Modern tıbbın kurucularından Paracelsus da, altını çeşitli metallere katarak tedavi edici formüller geliştirmiştir. Günümüzde ise altının bazı ilaçlarda romatoid artrit tedavisi için kullanıldığı, ayrıca yapılan son araştırmalarla HIV virüsleri ve belirli kanser türlerine karşı olumlu etkiler gösterdiği bilimsel olarak ortaya konmuştur.

Yenilebilir Altın Nasıl Kullanılır?

Yemeklerde süsleme amacıyla kullanılan yenilebilir altın, özellikle pasta, kek ve çikolata gibi tatlılarda estetik bir dokunuş sunar. Aynı zamanda bazı gurme yemeklerde, et veya meyve sunumlarında da kullanılmaktadır.

Hindistan, altının en çok tüketildiği ülke olarak öne çıkıyor. Düğünlerde ve bayramlarda sofraları süsleyen altın yaprakları, bu ülkede yılda yaklaşık 12 ton oranında tüketiliyor. Fransa ve İtalya gibi Avrupa ülkelerinde ise özel günlerde meyveler ve tatlılar altınla kaplanıyor.

Japonya’da, yılbaşı kutlamalarında altın yapraklı sake içmenin şans getirdiğine inanılıyor. Ayrıca sushi gibi geleneksel yemeklerde de lüksü vurgulamak için altın kullanılıyor.

Osmanlı döneminde de altın sofraların parçasıydı. Özellikle Kanuni Sultan Süleyman’ın sofralarında altın tozlu yemeklerin yer aldığı biliniyor. Hatta Viyana Seferi sırasında Kanuni’nin altınla kaplanmış tavuk istediği, ancak Viyanalıların bunu pahalı bulduğu ve alternatif olarak şinitzel yemeğini geliştirdiği tarihi anekdotlar arasında yer alıyor.

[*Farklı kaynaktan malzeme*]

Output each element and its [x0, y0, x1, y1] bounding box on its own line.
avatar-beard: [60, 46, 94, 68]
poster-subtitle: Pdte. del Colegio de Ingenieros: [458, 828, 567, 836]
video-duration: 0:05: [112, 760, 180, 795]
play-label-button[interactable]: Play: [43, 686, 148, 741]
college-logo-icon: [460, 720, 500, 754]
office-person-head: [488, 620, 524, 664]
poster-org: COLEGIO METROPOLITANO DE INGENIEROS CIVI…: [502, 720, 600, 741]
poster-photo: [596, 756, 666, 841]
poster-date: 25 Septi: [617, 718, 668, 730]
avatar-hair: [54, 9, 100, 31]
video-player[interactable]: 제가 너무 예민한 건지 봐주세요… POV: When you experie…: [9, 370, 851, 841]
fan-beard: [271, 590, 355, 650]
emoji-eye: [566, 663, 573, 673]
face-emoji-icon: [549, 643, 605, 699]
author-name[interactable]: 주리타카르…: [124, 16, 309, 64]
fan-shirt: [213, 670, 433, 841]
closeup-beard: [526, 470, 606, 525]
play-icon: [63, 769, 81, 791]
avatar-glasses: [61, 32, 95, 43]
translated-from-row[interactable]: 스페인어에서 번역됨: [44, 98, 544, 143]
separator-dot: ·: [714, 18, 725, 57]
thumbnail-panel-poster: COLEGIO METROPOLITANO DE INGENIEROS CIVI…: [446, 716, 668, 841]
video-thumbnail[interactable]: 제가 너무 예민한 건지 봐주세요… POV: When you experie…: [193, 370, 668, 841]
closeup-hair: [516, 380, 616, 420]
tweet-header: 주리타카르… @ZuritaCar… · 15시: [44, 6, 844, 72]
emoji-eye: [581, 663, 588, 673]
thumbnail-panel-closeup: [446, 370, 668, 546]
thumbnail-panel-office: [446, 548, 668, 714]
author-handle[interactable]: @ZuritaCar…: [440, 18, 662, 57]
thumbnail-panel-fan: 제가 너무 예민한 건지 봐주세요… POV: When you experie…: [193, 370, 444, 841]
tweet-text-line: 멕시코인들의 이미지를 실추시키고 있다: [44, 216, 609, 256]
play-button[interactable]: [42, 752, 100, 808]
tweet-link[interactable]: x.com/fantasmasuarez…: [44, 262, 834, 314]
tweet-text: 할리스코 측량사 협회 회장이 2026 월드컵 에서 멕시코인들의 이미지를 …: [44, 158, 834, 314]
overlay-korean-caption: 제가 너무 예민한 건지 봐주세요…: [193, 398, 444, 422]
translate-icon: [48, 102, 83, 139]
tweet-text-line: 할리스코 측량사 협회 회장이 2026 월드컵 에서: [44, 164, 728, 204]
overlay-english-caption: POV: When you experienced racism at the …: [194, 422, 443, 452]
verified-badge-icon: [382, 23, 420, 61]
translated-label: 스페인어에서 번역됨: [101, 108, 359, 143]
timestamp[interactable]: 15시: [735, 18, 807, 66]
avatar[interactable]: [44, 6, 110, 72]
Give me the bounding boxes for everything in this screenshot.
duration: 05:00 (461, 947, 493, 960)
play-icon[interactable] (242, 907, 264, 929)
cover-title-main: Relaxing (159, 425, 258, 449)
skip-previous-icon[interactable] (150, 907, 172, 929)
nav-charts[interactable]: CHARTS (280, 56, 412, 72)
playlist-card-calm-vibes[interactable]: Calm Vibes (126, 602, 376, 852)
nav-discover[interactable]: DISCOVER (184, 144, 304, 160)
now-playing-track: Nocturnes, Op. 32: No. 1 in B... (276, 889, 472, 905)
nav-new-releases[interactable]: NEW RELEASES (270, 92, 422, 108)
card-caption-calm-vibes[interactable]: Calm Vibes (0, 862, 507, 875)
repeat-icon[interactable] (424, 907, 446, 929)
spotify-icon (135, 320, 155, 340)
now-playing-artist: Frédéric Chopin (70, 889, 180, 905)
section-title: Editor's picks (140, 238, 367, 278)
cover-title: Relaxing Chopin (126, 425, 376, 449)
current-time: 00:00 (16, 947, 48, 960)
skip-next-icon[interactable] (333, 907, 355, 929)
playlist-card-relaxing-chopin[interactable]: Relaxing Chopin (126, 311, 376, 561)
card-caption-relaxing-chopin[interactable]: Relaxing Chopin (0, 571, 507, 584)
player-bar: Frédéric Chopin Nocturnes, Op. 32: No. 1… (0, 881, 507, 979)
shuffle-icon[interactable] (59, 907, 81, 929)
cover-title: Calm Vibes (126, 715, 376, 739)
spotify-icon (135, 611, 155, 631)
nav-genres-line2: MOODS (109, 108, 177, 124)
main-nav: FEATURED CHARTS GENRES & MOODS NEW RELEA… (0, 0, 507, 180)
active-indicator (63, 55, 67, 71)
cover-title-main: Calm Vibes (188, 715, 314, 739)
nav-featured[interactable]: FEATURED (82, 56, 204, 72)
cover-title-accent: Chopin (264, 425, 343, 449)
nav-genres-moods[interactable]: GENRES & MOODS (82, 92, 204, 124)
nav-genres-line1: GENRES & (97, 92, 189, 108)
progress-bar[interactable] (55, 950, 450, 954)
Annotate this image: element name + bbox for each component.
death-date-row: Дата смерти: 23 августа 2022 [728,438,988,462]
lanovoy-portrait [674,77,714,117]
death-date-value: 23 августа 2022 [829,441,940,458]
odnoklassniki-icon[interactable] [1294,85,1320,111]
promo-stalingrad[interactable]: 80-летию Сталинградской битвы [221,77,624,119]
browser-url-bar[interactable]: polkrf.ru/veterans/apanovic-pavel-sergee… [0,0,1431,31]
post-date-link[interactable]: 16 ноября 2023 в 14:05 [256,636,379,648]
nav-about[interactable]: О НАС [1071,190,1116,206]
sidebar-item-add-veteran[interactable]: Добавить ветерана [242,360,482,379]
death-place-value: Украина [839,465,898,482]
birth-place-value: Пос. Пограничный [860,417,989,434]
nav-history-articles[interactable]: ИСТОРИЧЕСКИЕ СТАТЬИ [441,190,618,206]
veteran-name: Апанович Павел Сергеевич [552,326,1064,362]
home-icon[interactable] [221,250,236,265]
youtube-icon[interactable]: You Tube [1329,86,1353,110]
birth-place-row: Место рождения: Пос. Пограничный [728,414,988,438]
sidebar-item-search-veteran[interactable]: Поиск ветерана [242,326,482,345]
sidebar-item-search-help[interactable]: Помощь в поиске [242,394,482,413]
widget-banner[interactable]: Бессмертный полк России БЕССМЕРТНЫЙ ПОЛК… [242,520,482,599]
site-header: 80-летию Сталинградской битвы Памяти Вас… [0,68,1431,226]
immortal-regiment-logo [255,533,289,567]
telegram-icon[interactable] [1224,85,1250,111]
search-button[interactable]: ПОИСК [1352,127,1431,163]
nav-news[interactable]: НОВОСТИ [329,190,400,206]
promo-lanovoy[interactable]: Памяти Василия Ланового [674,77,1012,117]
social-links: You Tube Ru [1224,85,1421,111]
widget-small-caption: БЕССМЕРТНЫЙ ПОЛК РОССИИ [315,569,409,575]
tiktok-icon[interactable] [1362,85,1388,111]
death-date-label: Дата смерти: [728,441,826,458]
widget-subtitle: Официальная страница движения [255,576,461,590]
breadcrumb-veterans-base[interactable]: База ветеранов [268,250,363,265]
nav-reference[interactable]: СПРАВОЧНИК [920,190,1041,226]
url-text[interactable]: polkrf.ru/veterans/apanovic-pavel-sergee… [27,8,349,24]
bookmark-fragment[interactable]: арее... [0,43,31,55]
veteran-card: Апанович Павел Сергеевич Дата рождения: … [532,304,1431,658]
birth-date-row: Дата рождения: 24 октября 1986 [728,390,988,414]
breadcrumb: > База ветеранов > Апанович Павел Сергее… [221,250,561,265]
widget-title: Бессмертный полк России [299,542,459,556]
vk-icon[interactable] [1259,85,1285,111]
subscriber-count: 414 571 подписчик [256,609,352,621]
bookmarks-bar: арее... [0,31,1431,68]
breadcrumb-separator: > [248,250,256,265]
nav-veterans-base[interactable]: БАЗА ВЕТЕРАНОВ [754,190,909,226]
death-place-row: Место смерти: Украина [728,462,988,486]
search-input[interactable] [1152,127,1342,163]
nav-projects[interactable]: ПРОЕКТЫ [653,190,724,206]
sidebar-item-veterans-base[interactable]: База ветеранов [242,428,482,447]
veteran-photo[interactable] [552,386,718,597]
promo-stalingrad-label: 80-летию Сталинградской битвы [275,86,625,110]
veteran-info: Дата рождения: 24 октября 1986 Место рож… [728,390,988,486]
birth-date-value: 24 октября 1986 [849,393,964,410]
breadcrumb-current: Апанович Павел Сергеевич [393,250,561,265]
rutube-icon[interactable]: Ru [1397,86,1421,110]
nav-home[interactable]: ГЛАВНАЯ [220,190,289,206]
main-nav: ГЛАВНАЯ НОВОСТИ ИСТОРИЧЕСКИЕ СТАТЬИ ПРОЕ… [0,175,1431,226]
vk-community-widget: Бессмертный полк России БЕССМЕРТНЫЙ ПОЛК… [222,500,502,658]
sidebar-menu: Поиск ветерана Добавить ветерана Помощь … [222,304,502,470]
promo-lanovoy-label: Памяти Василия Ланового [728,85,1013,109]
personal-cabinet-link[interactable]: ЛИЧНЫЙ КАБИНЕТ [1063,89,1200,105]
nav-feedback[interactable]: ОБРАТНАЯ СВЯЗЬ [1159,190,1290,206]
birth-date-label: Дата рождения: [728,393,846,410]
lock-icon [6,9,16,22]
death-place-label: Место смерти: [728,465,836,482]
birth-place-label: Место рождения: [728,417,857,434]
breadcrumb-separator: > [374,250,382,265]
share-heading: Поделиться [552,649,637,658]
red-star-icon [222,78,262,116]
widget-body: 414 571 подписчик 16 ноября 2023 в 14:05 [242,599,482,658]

Yenilebilir Altın Nasıl Üretilir?

Bu özel ürün, gerçek 24 ayar altından üretiliyor. Altın, yüksek hassasiyetli cihazlar yardımıyla mikron seviyesinde inceltiliyor. Bu süreç sonunda ya toz hâline getiriliyor ya da ultra ince yapraklara dönüştürülüyor. Üretim sırasında herhangi bir katkı maddesi kullanılmıyor, bu da altını tamamen doğal ve tüketilebilir hâle getiriyor.